My children, God love them. He better, because today, their mother is less than thrilled.
I am a single mom. I have, for all intents and purposes, been a single mom for all of my time in this hell we call motherhood. I fooled myself for the first few years, since I was married, I wasn't a single mom, was I? Let's investigate that for a moment.
My first ex-husband worked at a job that took him away for a week at a time, every other week. So, I was the sole parent in the home half the time. He was a decent parent to our oldest son. By the time our second son came along, he had found himself a second job which kept him away long days during his week home with us. He would come home for dinner, at times. When our daughter was born, he moved out. I was a single mom in earnest then.
My second husband, while he was good with our own son for the most part, kept himself distant from my older children, not really parenting them at all.
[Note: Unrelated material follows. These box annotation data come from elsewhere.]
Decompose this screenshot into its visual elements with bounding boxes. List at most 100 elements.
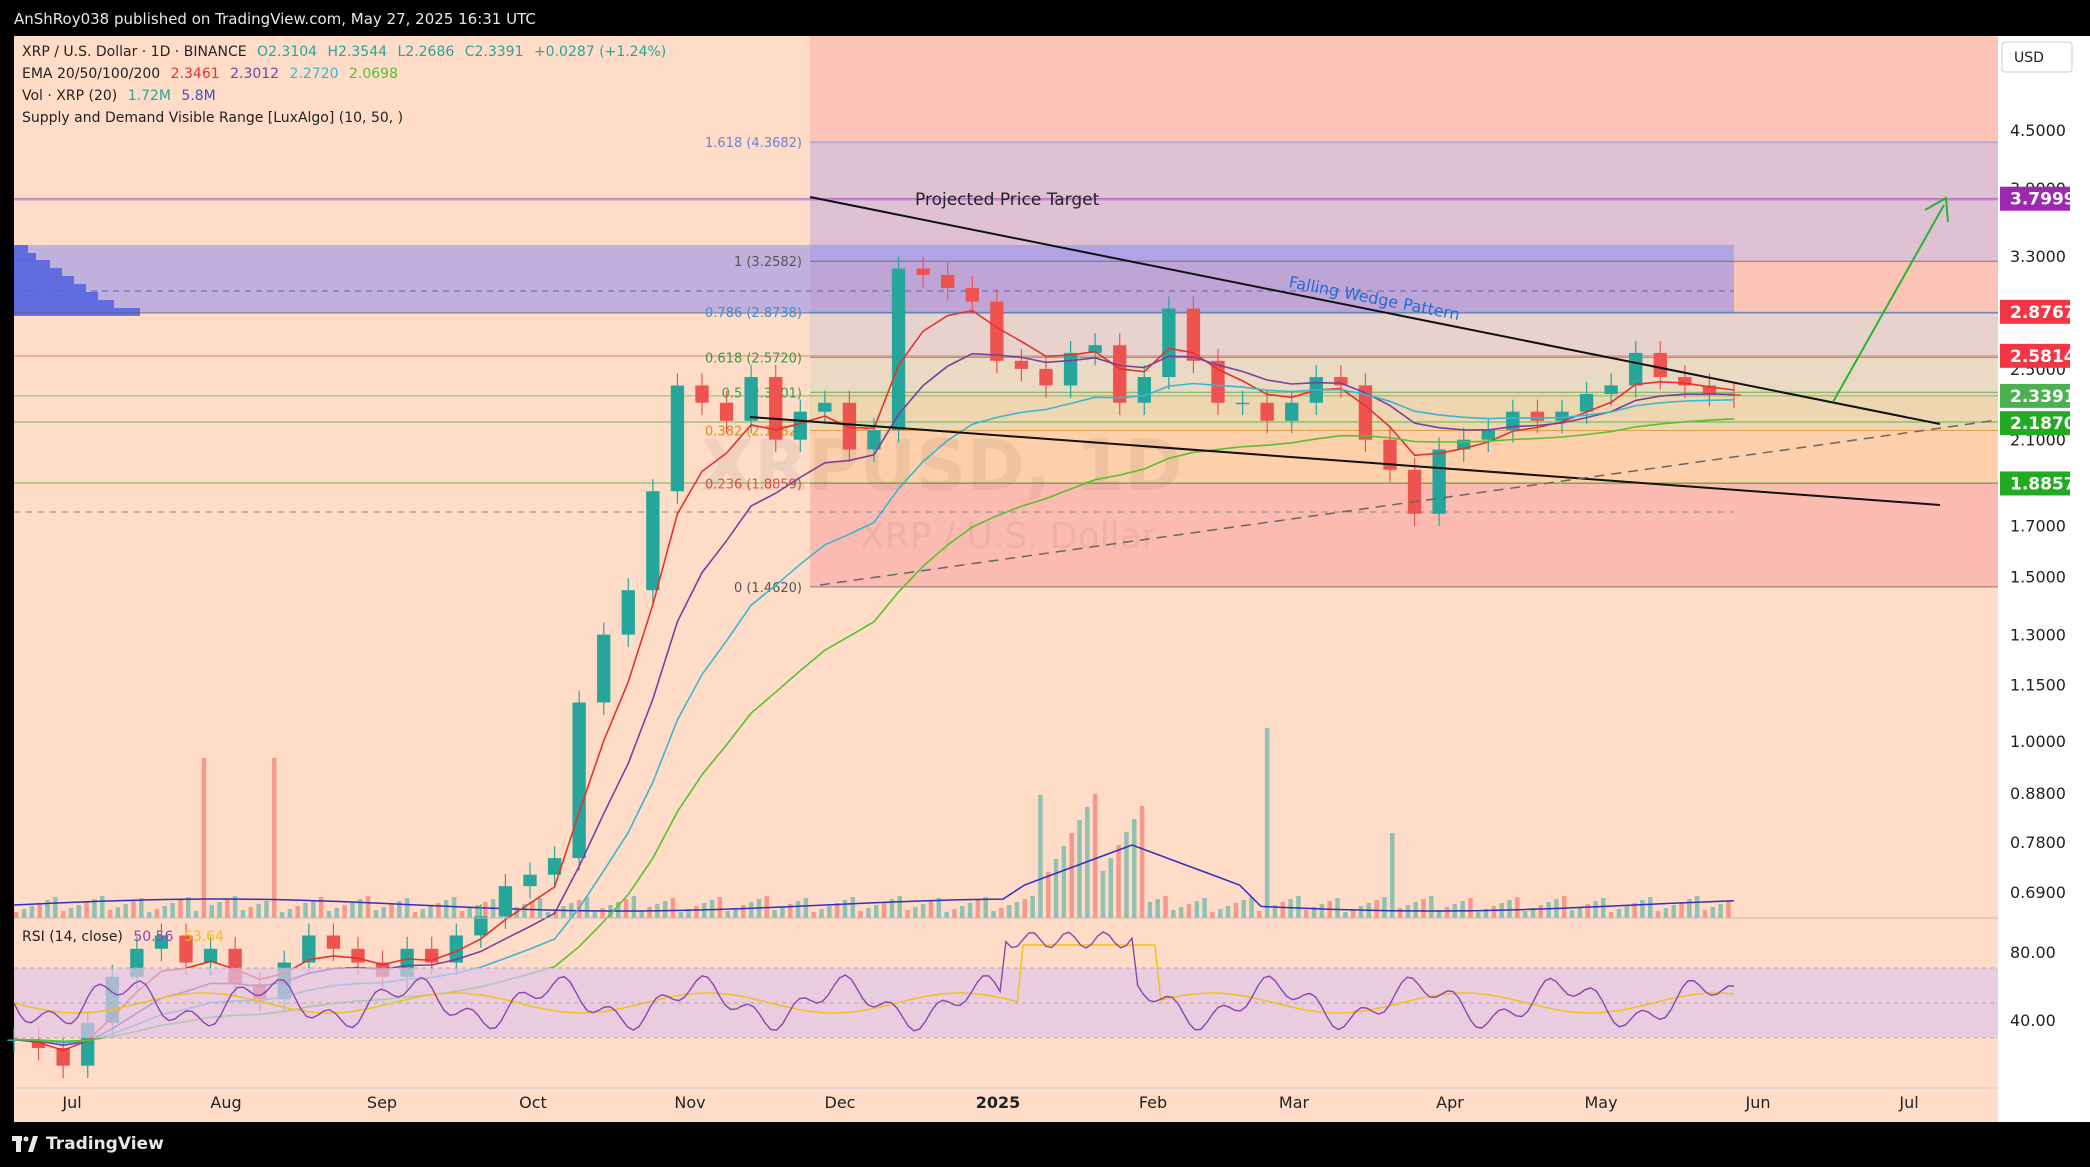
x-tick-label: Oct xyxy=(519,1093,547,1112)
currency-label: USD xyxy=(2014,50,2044,66)
symbol-legend: XRP / U.S. Dollar · 1D · BINANCE O2.3104… xyxy=(22,44,672,60)
currency-box xyxy=(2001,41,2073,73)
volume-bar xyxy=(162,906,168,918)
supply-demand-legend: Supply and Demand Visible Range [LuxAlgo… xyxy=(22,110,409,126)
y-tick-label: 1.7000 xyxy=(2010,517,2066,536)
footer-bar: TradingView xyxy=(0,1122,2090,1167)
volume-bar xyxy=(1640,900,1645,918)
volume-bar xyxy=(217,902,222,918)
volume-bar xyxy=(1038,795,1043,918)
volume-profile-bar xyxy=(14,292,98,300)
volume-bar xyxy=(264,901,269,918)
price-chart[interactable]: 1.618 (4.3682) 1 (3.2582) 0.786 (2.8738) 0.… xyxy=(0,0,2090,1122)
volume-bar xyxy=(858,911,863,918)
volume-bar xyxy=(1538,905,1544,918)
y-tick-label: 1.5000 xyxy=(2010,567,2066,586)
candle-body xyxy=(179,935,193,963)
candle-body xyxy=(1727,394,1741,396)
volume-bar xyxy=(1546,902,1551,918)
volume-bar xyxy=(889,899,895,918)
candle-body xyxy=(621,590,635,635)
x-tick-label: Sep xyxy=(367,1093,397,1112)
price-label-text: 2.8767 xyxy=(2010,303,2076,323)
volume-bar xyxy=(1225,906,1231,918)
candle-body xyxy=(695,385,709,403)
volume-bar xyxy=(1679,902,1684,918)
volume-bar xyxy=(1710,907,1716,918)
x-tick-label: Aug xyxy=(210,1093,241,1112)
rsi-legend: RSI (14, close) 50.56 53.64 xyxy=(22,929,230,945)
y-tick-label: 2.1000 xyxy=(2010,431,2066,450)
volume-bar xyxy=(1233,903,1239,918)
volume-bar xyxy=(913,907,918,918)
volume-bar xyxy=(475,905,480,918)
vol-label: Vol · XRP (20) xyxy=(22,88,118,104)
volume-bar xyxy=(983,897,988,918)
volume-bar xyxy=(1585,904,1590,918)
candle-body xyxy=(1407,469,1422,514)
price-axis-background xyxy=(1998,36,2090,1122)
wedge-lower-line xyxy=(749,416,1941,506)
volume-bar xyxy=(1124,832,1129,918)
volume-bar xyxy=(592,911,598,918)
volume-bar xyxy=(920,904,926,918)
ema-label: EMA 20/50/100/200 xyxy=(22,66,161,82)
volume-bar xyxy=(1335,898,1340,918)
volume-bar xyxy=(537,898,543,918)
fib-label: 1 (3.2582) xyxy=(734,255,802,270)
volume-bar xyxy=(827,906,832,918)
y-tick-label: 0.8800 xyxy=(2010,784,2066,803)
volume-bar xyxy=(436,903,441,918)
x-tick-label: Jul xyxy=(61,1093,81,1112)
change-value: +0.0287 (+1.24%) xyxy=(533,44,667,60)
x-tick-label: Apr xyxy=(1436,1093,1464,1112)
candle-body xyxy=(941,274,955,289)
x-tick-label: Feb xyxy=(1139,1093,1167,1112)
volume-bar xyxy=(146,912,152,918)
volume-bar xyxy=(1702,910,1708,918)
volume-bar xyxy=(960,906,965,918)
volume-bar xyxy=(584,897,590,918)
volume-profile-bar xyxy=(14,260,50,268)
close-value: C2.3391 xyxy=(464,44,524,60)
volume-bar xyxy=(928,901,934,918)
ema50-value: 2.3012 xyxy=(230,66,280,82)
ema-legend: EMA 20/50/100/200 2.3461 2.3012 2.2720 2… xyxy=(22,66,404,82)
candle-body xyxy=(1285,402,1299,421)
volume-bar xyxy=(1358,906,1364,918)
candle-body xyxy=(1457,439,1471,450)
volume-bar xyxy=(1046,872,1051,918)
volume-bar xyxy=(248,907,254,918)
volume-bar xyxy=(1507,900,1512,918)
tradingview-logo[interactable]: TradingView xyxy=(12,1134,164,1154)
rsi-tick-label: 40.00 xyxy=(2010,1011,2056,1030)
volume-bar xyxy=(850,897,856,918)
candle-body xyxy=(597,634,611,703)
fib-label: 0.786 (2.8738) xyxy=(705,306,802,321)
volume-bar xyxy=(694,906,699,918)
candle-body xyxy=(1113,345,1127,403)
projected-target-label: Projected Price Target xyxy=(915,190,1100,210)
candle-body xyxy=(1702,385,1717,395)
volume-bar xyxy=(975,900,981,918)
volume-bar xyxy=(1343,912,1348,918)
volume-bar xyxy=(483,902,488,918)
volume-bar xyxy=(279,912,285,918)
volume-profile-bar xyxy=(14,253,36,261)
volume-bar xyxy=(1569,910,1575,918)
candle-body xyxy=(1604,385,1618,395)
candle-body xyxy=(916,268,930,275)
left-edge xyxy=(0,36,14,1122)
volume-bar xyxy=(795,901,801,918)
rsi-tick-label: 80.00 xyxy=(2010,943,2056,962)
volume-bar xyxy=(1577,907,1583,918)
volume-bar xyxy=(1163,896,1168,918)
volume-bar xyxy=(1663,908,1669,918)
volume-bar xyxy=(741,905,746,918)
volume-bar xyxy=(772,910,777,918)
candle-body xyxy=(1358,385,1373,440)
volume-bar xyxy=(1249,897,1254,918)
open-value: O2.3104 xyxy=(257,44,318,60)
volume-bar xyxy=(1624,906,1630,918)
volume-bar xyxy=(318,897,324,918)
Then he got job that kept him away all week long, only coming home weekends, where he would hide in the bedroom watching TV or with his nose in the computer screen. I was the single parental figure in that house as well. He has since moved out.
So, again I find myself in the role of single mother. It isn't terribly unsettling to me, as it is role I have been used to for so long. I honestly do not mind not having to negotiate issues with another parent on decisions for my children. What I do mind is the lack of continuity my children experience.
I work full time, 12 hour swing shifts. I am always being called to come in to cover this or that for work since we are severely understaffed. My children never seem to know which end is up. The never know if I am going to work or coming home. It is really frustrating.
I make rules, and I hope they are enforced.....the only enforcer is the 15yr old son. While he likes to believe he is the king, frankly, the other kids really do not show him a lot of respect.....he doesn't really earn it. I put out lists of chores, but without someone there to keep my Attention Deficit Disorder brood on task, the chores often go undone, to be left for Mom to complete on her very rare days off. Bringing me to another issue, my days off. I am usually so exhausted that it takes a day or two to even have enough energy to consider doing any house work, then I have to go back to work again.
This brings me to today. I worked last night, just as I am tonight. I got home and basically crawled into bed. I woke up at about 4pm and called to my daughter and my son to come to my room. (I am a princess, you all know, and I beckoned my minions to my chambers). I asked my daughter to please make me a cup of Earl Grey tea and asked my son if he could possibly make me some chicken noodle soup and a grilled cheese sandwich. I was tired still and just wanted to relax before having to get up for work. About one hour later, I was still tea, soup and sandwichless. Not to mention a little miffed. So, at the urging of a friend, I decided to lay down the law. I called them all to my room. Pointed out the time frame and the small favour I had asked. I was on a roll. I then added that I work the long hours to pay for the house, food, clothes, video games, stereos, etc that they all enjoy. I layed down some pretty heavy guilt. It wasn't long and I had tea, soup and two sandwiches brought to my bed for me to enjoy before heading off to the shower before work.
Now, I wonder what will happen today when I wake up from my nap. All I want is a cup of tea when I wake up from my sleep. I ask for the same thing, every time.....you would think that they could remember and anticipate my desire and my need. It certainly isn't rocket science.